Outlook for FY21/22E: Standalone crude/marketing throughput is expected to dip by 9.9/9.3% YoY to 15.5/34.3mmt in FY21 and recover subsequently by 54.8/16.1% in FY22 to 24.0/39.8mmt in FY22. Core GRM should decline by 17.8% YoY in FY21, courtesy lower gasoil and gasoline cracks, to USD 3.5. Thereafter in FY22, recover to USD 4.0/bbl (+14.3% YoY). Gross profits, however, should remain intact at current levels, INR 4.6/4.5 per litre in FY21/22 vs INR 4.5 in FY20.

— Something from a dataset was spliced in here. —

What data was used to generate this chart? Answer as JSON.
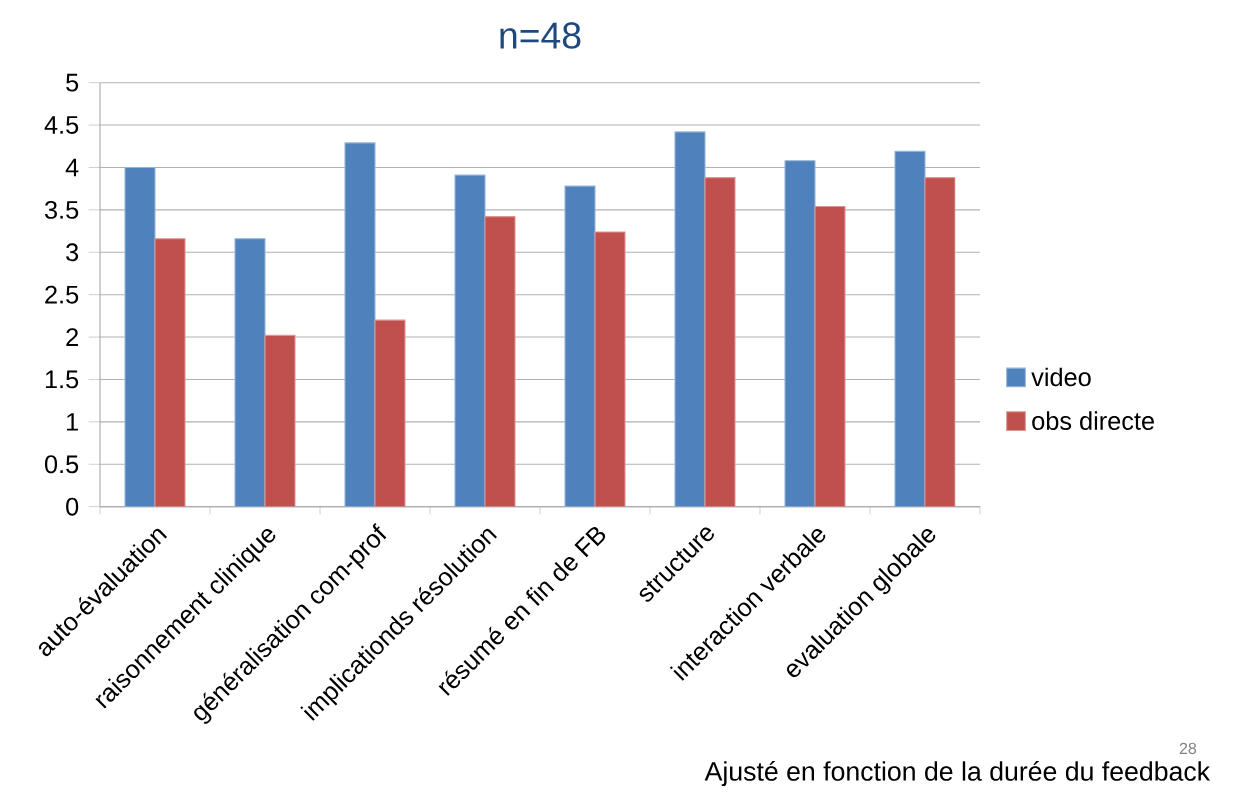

Change in estimates: We raise our standalone FY21/22 EPS estimate by 20.1/6.4% owing to the change in tax rate to 25.2%. We raise our Core GRM estimates by USD 1.7/0.3 per barrel to USD 3.5/4.0 for FY21/22.

Shares of HINDUSTAN PETROLEUM CORPORATION LTD. was last trading in BSE at Rs.209.9 as compared to the previous close of Rs. 206.45. The total number of shares traded during the day was 432968 in over 5978 trades.

The stock hit an intraday high of Rs. 214.7 and intraday low of 206.4. The net turnover during the day was Rs. 91077233.